Lifestyle vs Profits
In many marriages it is still common for one spouse to assume the money management role during the life of the marriage and seldom do both spouses have equal knowledge of the couple's financial affairs.
We are often instructed in the early stages of matrimonial proceedings in matters where one party, used to a very good lifestyle, cannot reconcile this with the financial picture their spouse's business appears to show. Very often what we see is that the lifestyle a business has managed to support does not always equate to a valuable business or income stream.
In these cases careful enquiries are needed and the explanations tend to be one or more of the following:
- Cash drawings have been high but are not supported by underlying profits.
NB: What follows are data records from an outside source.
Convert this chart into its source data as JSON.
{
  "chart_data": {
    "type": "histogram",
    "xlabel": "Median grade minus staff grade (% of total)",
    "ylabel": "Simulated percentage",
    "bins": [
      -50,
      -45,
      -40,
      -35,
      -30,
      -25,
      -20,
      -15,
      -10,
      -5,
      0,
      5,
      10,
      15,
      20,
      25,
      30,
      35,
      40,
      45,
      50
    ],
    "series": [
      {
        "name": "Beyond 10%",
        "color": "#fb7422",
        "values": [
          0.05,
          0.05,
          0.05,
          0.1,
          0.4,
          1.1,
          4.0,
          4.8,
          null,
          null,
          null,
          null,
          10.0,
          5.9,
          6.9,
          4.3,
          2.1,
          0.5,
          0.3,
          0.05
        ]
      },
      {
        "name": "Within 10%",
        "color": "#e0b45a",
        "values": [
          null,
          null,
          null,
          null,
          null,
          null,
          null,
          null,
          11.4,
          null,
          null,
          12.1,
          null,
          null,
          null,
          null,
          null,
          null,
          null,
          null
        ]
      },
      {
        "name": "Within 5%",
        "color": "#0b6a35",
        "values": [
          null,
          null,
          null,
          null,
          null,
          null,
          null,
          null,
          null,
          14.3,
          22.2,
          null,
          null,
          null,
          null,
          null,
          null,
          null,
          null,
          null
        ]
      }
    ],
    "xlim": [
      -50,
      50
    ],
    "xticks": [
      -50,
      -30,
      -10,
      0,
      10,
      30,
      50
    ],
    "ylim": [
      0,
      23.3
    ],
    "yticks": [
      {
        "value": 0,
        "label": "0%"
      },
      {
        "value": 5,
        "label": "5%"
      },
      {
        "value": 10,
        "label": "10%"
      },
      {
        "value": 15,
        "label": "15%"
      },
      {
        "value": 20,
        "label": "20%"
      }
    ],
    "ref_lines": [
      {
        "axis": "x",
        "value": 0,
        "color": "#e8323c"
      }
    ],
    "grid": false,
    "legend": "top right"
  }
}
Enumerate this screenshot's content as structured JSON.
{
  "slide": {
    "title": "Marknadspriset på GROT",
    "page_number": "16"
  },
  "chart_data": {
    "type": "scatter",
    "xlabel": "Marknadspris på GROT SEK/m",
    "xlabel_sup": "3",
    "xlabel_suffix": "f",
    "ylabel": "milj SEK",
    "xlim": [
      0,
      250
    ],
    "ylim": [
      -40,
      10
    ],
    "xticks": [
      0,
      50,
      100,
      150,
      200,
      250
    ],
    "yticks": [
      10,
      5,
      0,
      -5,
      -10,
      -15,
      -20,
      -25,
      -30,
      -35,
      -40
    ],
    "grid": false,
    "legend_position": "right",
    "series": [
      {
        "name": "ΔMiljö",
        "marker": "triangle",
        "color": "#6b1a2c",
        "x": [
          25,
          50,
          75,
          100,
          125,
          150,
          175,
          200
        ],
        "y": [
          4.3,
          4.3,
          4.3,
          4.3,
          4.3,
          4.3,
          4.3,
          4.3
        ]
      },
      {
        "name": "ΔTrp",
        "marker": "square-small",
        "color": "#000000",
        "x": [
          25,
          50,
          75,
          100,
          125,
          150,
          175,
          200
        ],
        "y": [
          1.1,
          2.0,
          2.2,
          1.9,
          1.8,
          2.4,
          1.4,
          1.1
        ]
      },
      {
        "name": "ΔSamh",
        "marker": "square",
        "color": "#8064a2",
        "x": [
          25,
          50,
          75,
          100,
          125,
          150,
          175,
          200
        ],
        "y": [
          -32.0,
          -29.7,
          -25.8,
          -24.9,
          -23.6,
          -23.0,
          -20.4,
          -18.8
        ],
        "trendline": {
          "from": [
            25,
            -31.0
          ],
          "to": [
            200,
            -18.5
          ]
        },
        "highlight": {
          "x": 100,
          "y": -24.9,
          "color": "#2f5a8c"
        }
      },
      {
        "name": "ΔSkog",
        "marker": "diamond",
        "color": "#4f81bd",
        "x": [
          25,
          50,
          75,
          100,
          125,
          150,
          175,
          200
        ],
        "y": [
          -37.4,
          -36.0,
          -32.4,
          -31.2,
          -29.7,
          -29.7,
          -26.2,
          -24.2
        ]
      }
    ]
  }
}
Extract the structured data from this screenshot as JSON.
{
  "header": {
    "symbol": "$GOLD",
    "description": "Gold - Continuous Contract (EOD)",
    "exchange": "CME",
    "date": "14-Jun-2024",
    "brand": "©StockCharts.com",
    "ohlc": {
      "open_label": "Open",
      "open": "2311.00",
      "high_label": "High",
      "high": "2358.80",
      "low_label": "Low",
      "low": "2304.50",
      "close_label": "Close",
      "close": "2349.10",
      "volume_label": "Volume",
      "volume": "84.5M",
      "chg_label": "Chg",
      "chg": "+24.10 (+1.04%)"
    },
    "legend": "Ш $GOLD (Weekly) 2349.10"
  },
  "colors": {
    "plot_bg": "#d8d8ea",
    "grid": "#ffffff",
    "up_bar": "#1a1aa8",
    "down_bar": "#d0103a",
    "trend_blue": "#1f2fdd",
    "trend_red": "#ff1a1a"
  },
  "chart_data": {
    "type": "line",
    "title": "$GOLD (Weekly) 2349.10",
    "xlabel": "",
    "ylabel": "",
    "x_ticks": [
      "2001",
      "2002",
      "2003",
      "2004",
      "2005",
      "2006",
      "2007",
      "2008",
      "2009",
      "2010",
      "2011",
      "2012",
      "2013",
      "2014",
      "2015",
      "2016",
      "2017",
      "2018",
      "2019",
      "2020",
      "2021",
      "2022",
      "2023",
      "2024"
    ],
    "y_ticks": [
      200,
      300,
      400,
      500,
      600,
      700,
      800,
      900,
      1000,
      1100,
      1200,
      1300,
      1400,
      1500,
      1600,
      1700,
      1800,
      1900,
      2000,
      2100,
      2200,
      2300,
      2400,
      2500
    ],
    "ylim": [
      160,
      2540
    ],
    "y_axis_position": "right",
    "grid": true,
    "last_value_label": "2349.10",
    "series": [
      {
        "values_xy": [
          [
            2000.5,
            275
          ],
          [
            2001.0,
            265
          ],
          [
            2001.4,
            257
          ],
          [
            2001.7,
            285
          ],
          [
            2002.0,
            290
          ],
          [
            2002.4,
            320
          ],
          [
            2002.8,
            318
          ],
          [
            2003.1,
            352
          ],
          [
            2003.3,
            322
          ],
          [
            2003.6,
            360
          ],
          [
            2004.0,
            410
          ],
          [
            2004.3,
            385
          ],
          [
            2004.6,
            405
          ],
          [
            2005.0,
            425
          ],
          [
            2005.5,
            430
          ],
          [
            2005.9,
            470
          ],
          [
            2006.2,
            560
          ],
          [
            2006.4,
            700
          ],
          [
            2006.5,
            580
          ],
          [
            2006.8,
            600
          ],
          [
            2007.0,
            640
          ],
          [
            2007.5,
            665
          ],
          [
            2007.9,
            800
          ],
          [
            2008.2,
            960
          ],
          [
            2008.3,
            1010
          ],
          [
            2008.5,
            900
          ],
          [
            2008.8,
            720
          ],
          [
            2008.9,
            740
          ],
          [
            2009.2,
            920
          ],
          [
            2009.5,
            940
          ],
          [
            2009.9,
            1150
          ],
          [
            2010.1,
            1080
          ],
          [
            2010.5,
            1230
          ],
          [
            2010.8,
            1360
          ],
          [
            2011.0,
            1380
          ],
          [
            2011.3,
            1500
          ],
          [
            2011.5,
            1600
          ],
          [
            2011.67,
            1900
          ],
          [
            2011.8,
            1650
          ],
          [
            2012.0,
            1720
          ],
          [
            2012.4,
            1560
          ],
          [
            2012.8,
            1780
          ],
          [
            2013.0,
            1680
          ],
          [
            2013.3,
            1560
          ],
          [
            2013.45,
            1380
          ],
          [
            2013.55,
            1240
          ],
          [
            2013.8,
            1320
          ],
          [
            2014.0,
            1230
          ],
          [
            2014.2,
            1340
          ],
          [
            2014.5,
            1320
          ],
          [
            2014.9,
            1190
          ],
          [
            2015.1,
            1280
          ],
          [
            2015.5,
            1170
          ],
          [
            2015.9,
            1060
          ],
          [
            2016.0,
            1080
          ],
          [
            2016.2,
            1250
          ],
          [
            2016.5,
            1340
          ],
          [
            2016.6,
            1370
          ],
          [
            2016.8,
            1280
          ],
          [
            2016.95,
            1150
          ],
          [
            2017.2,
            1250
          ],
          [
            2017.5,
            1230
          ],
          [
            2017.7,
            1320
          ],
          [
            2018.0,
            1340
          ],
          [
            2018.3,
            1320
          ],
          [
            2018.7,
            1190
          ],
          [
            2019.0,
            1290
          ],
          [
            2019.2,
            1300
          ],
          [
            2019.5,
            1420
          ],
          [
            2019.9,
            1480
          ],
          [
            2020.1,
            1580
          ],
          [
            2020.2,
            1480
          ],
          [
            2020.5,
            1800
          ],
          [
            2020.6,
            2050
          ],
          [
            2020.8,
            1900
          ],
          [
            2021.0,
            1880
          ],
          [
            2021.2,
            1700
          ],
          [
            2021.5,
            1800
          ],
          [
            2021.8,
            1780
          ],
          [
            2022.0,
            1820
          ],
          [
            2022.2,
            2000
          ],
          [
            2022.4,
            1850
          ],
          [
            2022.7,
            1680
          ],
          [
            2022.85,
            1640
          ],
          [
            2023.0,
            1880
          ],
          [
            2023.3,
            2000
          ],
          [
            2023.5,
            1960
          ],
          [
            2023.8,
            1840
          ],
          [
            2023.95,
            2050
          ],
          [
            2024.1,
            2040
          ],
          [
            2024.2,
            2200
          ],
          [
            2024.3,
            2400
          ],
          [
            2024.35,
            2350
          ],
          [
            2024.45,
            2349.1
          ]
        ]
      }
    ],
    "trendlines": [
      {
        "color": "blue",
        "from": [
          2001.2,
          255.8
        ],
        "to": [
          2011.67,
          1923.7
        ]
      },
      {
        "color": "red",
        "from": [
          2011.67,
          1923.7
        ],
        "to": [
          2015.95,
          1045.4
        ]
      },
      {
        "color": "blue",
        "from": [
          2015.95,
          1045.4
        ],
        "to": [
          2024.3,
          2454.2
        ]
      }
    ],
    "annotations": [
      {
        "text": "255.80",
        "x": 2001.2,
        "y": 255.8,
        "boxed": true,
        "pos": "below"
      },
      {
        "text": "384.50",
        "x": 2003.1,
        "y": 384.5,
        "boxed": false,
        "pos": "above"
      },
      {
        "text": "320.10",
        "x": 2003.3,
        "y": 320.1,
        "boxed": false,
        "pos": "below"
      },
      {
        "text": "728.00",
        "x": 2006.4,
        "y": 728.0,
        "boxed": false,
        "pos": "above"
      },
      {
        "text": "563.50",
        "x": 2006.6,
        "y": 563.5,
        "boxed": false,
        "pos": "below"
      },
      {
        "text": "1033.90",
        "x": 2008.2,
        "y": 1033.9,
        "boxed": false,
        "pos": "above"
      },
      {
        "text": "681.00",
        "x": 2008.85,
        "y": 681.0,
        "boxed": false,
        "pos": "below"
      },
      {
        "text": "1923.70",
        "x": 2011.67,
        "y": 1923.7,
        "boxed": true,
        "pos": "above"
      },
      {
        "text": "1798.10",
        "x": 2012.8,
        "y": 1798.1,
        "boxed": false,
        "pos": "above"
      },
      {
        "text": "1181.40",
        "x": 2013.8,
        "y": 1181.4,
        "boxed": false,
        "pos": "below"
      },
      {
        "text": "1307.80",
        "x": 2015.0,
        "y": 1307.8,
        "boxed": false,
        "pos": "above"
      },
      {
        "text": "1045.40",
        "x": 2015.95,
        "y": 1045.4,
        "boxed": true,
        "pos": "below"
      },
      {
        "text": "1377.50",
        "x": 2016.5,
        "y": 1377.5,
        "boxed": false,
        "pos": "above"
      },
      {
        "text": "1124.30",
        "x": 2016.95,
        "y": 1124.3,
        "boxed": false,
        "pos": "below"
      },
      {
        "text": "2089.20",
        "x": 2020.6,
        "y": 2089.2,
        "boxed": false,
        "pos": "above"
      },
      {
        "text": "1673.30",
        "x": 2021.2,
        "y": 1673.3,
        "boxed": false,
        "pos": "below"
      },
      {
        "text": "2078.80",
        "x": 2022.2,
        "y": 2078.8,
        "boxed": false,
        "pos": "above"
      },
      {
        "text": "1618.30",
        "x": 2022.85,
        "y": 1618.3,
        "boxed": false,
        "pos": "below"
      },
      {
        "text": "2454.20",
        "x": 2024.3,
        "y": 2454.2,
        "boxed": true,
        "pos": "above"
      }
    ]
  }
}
This can often occur when the business has been building up debts at the expense of its creditors, including HMRC.
- There are under-declared takings in the business: Care is needed in this situation as in addition to any Money Laundering considerations, the potential impact of tax liabilities arising on the family may significantly deduct from the amounts available to fund any settlement.
- The effect of economic or market changes on the business that impact on the success and profitability of the business.
- Benefits for a party or indeed both parties that have not historically been properly recorded or declared, for example a motor vehicle that was a pool car not being recorded as a director's benefit on P11D's.
In our experience there is invariably an explanation, and that enables us or our instructing solicitors to explain the circumstances to the client so avoiding incurring unnecessary costs or building unrealistic expectations.